Directed by Ridley Scott
How do you bring to the big screen a fresh take on a story that even agnostics know like the back of their hand?
Defying the ruling classes, Hebrews pray to God for salvation and in return a barrage of plagues sweep over Egypt, with only the believers spared, culminating in Moses’s triumphant parting of the Red Sea enabling him to shepherd the Hebrews to safety in their promised land.
In the case of Ridley Scott, you do it with as much pomp and ceremony as can be mustered.
Following on from Russell Crowe’s epic performance as the deeply troubled family man in Darren Aronofsky‘s Noah earlier in 2014, Christian Bale as Moses and Joel Edgerton as Rhamses turn on inspired performances to make Exodus both a tight drama and a riveting spectacle.
It’s hard to top family conflict as a motivating force for characters in film, and with Moses and Rhamses raised as brothers, their competitive spirit fuels their mutual win-at-all-costs mentality.
The film open with barbarians at the gates. While not strictly true, the savage hoards are close enough to warrant an excursion to slaughter as many of their number as possible. When it is foretold by one of the Pharaoh’s mystics that a future ruler will have his life saved in the battle, both Moses and Rhamses are on edge as to who might be the “future ruler”.
The film becomes a more intimate affair until the plague scenes arrive in a river of blood.
If you can view this film not strictly as a religious story, but also as an action extravaganza, then you’re in for a great ride.

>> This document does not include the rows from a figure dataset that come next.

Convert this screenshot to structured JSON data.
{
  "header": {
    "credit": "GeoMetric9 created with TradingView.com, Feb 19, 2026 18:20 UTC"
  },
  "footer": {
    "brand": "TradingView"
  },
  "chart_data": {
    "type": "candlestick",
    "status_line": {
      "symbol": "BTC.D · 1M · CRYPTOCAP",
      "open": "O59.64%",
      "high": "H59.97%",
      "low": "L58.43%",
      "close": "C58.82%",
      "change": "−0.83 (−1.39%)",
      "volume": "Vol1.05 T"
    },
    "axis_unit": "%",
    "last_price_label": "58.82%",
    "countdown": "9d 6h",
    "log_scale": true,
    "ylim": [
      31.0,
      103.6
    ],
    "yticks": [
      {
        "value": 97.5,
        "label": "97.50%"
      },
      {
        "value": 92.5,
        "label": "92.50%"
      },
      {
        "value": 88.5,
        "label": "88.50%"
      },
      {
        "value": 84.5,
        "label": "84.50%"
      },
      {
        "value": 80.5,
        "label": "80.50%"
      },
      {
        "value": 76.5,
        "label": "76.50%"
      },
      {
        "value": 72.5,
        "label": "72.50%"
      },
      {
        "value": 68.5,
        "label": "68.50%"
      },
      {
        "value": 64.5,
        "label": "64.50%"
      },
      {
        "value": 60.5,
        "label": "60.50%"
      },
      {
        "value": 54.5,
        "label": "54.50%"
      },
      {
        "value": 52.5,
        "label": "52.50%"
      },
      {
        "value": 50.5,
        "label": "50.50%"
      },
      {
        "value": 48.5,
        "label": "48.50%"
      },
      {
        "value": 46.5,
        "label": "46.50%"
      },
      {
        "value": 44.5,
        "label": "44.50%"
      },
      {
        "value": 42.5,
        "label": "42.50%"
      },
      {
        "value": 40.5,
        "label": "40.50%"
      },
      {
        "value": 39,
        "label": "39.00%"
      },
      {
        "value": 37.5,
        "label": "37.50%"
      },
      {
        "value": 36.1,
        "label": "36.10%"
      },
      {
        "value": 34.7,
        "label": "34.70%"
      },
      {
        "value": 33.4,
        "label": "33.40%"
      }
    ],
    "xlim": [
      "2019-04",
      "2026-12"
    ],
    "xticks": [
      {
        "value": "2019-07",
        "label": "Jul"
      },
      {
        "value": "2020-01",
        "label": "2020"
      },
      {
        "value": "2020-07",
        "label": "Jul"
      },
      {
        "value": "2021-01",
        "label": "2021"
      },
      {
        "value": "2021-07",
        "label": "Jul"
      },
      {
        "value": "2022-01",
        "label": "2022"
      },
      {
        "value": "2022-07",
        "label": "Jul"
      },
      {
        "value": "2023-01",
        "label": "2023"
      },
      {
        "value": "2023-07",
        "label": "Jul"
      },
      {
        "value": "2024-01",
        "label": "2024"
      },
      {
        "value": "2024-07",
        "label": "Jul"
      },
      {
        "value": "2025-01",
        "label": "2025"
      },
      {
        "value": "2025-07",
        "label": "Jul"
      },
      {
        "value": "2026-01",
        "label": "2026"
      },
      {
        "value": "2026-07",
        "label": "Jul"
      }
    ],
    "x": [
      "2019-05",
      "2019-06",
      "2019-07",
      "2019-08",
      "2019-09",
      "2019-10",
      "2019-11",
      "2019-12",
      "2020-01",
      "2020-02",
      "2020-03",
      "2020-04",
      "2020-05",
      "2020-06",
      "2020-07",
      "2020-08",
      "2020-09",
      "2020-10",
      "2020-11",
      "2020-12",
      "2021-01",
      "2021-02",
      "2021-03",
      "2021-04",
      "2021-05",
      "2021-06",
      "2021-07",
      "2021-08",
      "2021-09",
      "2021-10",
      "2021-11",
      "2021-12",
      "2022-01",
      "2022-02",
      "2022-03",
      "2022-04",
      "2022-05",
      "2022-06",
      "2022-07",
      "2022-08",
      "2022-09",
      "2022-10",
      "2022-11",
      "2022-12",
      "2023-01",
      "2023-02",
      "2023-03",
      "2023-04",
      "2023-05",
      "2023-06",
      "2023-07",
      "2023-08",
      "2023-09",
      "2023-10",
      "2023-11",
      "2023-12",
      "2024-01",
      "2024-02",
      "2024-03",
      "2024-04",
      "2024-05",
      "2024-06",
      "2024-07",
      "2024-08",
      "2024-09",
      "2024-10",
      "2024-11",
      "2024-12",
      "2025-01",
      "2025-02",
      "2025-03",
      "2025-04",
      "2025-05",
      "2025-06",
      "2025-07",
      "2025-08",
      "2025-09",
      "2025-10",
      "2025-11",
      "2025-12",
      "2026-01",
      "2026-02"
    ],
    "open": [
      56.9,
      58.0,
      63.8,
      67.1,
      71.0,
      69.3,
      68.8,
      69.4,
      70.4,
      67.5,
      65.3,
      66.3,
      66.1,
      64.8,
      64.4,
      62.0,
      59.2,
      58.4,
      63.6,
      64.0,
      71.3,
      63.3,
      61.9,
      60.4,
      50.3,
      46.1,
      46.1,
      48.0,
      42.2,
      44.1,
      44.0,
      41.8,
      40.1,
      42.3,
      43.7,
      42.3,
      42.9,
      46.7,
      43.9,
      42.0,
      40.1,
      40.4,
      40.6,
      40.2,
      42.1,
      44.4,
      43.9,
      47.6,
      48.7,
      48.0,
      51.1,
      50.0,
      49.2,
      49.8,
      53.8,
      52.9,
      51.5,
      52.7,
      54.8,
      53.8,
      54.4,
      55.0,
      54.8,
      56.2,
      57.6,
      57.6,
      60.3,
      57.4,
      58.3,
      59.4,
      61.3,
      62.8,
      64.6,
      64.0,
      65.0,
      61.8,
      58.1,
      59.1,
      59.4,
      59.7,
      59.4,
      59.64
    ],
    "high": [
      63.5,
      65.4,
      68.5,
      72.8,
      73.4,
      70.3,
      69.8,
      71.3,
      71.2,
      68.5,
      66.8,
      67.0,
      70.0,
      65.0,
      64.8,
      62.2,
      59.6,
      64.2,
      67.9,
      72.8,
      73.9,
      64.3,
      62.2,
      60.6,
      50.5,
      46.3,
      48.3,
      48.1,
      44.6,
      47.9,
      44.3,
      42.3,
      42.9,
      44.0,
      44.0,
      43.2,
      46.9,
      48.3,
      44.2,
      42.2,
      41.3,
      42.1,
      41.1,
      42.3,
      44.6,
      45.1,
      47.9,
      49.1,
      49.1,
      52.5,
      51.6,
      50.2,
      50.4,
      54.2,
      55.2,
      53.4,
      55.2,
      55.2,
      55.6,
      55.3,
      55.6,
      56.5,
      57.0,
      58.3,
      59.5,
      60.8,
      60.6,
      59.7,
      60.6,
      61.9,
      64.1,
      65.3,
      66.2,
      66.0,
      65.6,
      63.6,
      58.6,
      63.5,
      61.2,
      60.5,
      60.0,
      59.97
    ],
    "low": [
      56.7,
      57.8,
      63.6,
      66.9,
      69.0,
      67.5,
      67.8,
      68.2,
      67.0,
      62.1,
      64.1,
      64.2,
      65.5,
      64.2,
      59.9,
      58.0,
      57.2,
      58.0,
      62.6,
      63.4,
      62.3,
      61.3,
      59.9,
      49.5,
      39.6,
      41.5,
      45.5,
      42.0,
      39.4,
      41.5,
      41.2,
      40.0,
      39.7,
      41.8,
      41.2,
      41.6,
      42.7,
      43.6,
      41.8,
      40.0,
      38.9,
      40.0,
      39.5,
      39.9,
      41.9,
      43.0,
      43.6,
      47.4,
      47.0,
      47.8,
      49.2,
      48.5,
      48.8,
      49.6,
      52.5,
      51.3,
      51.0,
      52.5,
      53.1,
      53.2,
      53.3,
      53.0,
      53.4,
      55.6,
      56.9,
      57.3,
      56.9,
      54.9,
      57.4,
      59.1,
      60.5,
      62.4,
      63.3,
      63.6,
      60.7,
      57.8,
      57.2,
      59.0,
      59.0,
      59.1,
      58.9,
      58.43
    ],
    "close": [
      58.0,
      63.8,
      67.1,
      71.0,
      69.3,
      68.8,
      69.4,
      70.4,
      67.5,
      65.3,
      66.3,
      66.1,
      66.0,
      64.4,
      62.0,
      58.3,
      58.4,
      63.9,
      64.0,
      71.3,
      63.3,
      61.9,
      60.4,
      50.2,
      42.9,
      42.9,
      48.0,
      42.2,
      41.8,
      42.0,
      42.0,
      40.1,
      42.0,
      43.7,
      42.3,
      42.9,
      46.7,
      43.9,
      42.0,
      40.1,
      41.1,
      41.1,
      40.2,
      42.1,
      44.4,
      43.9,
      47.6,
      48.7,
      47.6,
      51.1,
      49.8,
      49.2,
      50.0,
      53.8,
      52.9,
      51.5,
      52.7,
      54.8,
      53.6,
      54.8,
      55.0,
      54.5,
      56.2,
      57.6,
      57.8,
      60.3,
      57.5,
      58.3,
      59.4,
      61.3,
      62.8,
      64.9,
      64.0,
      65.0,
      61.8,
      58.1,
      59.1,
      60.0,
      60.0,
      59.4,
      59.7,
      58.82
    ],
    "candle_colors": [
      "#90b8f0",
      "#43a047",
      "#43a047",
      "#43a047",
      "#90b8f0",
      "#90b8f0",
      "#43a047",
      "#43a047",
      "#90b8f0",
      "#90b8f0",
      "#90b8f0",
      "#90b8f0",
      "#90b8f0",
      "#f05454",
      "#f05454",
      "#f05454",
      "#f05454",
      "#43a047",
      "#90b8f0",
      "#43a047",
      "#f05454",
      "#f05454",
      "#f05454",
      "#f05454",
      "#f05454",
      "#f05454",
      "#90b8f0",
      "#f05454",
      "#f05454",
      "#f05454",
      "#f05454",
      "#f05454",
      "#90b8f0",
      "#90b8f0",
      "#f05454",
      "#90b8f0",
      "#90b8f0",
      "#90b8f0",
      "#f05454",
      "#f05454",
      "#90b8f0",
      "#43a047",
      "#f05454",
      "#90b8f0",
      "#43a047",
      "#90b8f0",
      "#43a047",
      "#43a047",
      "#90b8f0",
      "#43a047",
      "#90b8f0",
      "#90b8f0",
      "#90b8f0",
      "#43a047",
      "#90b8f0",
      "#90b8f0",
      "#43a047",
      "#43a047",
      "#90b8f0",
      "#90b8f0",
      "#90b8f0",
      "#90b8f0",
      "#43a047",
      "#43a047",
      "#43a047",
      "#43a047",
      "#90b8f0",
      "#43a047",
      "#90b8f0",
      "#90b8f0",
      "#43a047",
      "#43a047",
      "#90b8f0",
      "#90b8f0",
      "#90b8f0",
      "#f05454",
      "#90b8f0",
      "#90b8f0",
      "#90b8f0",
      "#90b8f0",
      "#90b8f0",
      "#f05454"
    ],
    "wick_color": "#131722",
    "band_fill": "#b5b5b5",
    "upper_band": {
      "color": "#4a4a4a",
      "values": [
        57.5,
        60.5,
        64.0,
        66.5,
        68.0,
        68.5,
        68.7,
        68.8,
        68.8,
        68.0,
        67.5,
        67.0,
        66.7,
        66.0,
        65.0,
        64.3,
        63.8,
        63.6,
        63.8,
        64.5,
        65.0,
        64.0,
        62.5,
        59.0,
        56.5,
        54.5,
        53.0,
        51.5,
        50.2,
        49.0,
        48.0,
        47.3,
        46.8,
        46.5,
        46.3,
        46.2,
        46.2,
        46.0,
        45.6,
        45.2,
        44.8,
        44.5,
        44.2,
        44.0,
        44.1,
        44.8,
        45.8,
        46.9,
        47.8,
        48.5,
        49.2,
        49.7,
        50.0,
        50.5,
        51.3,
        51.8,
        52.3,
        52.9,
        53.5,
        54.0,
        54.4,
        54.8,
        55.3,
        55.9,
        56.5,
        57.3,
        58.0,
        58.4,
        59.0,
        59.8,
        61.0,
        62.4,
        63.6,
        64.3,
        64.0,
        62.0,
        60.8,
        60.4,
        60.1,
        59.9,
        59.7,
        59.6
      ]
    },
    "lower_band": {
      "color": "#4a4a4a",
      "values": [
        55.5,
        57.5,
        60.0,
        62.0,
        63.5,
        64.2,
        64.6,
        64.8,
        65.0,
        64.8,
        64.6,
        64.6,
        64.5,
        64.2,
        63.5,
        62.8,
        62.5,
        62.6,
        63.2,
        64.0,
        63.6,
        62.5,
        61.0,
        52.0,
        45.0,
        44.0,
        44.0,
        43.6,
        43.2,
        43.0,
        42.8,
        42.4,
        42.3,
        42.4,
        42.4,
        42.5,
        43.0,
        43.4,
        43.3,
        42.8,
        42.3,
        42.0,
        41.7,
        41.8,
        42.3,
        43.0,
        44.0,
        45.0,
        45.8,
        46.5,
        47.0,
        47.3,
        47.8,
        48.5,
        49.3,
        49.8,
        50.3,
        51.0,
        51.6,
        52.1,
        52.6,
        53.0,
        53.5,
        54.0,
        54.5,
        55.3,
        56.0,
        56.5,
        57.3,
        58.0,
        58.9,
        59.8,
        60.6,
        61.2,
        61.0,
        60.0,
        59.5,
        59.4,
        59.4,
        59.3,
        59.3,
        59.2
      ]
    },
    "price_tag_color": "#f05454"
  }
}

If you have a deep allegiance to any faith associated with Moses and his ilk, you may have issues with an 11 year old boy playing the role of God. I thought it was an inspired way to handle the role.
For me it is one of the most entertaining films of the year that delivers what it promises in the trailer – action, a great story, marquee actors I love and a climactic ending. It is most definitely a great role for Joel Edgerton and he is brilliant as Rhamses, channelling Yul Brynner‘s Moses from the 1956 Cecil B. DeMille classic The Ten Commandments.
Exodus: Gods and Kings is a must-see on the big screen and the 3D is vivid and exceptional in the action sequences. For the more low-key dramatic parts of the film it unfortunately chiefly served to make my eyes a little bleary.
It’s a long film, but engrossing throughout. Definitely worth the price of admission.